In fact, she was credited on two of Robertson’s research publications. He died shortly before Yosief entered medical school last summer.

“I would love to follow in his footsteps one day,” she said.

The Virginia Tech Carilion School of Medicine’s research curriculum was the first thing that caught Yosief’s attention when she was looking at medical schools. The school is one of only a few in the country that requires each student to conduct a four-year longitudinal research project that is of publishable quality in an academic journal.

“VTC’s curriculum allows me to learn the clinical side of medicine and feed my research interests at the same time,” she said. Her passion is neuroscience research, something that dates back to the time of her sister’s illness years ago.
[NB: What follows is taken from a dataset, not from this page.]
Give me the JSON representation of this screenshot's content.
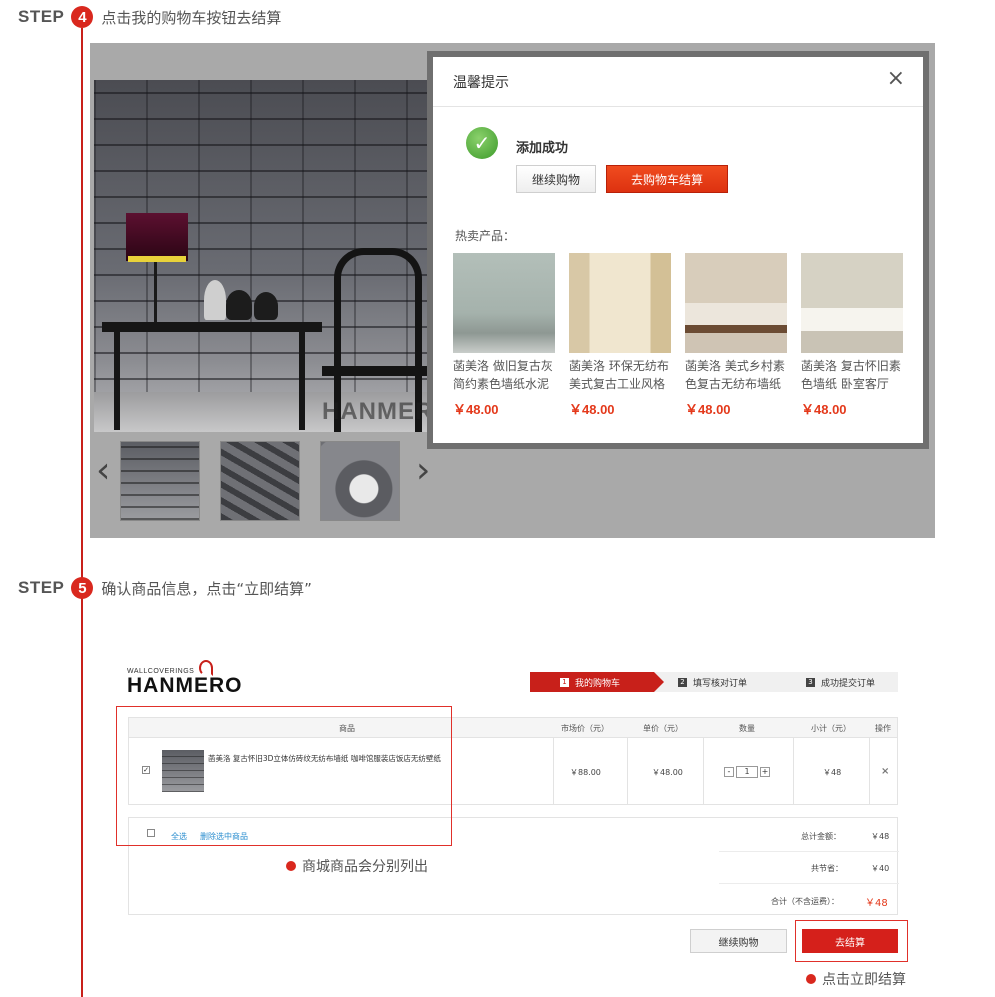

As part of her acceptance into the Virginia Tech Carilion School of Medicine, Yosief received the school’s Caroline Osborne Memorial Scholarship. Osborne was a member of the medical school’s charter class who succumbed to cancer before she was able to graduate. Her parents established the scholarship in her honor.

As a first-generation college student, Sarah said the scholarship has helped relieve some of the financial burden of medical school.

“I consider myself blessed to have had come this far,” she said. “This scholarship is instrumental in helping me make an impact by creating opportunities for a better life for those who do not have equal opportunity.”

Yosief had offers from other medical schools, but after coming to the school for an interview, she knew it was where she wanted to be.

“I got the feeling that this school was very, very unique,” she said. “I could tell it was a highly student-centered program and that the faculty and staff were keenly involved in everyone’s well-being.”

It may be that personal attention that has set the stage for Yosief to blossom. Admittedly reserved by nature, she would often hold back from speaking up in school.

“I was afraid people would judge me,” she said. “But now that I’m here, my mindset is, ‘Here I am. I deserve to be here, and I’m doing my thing.’ I definitely feel good about where I am, and I’m ready to push on through.”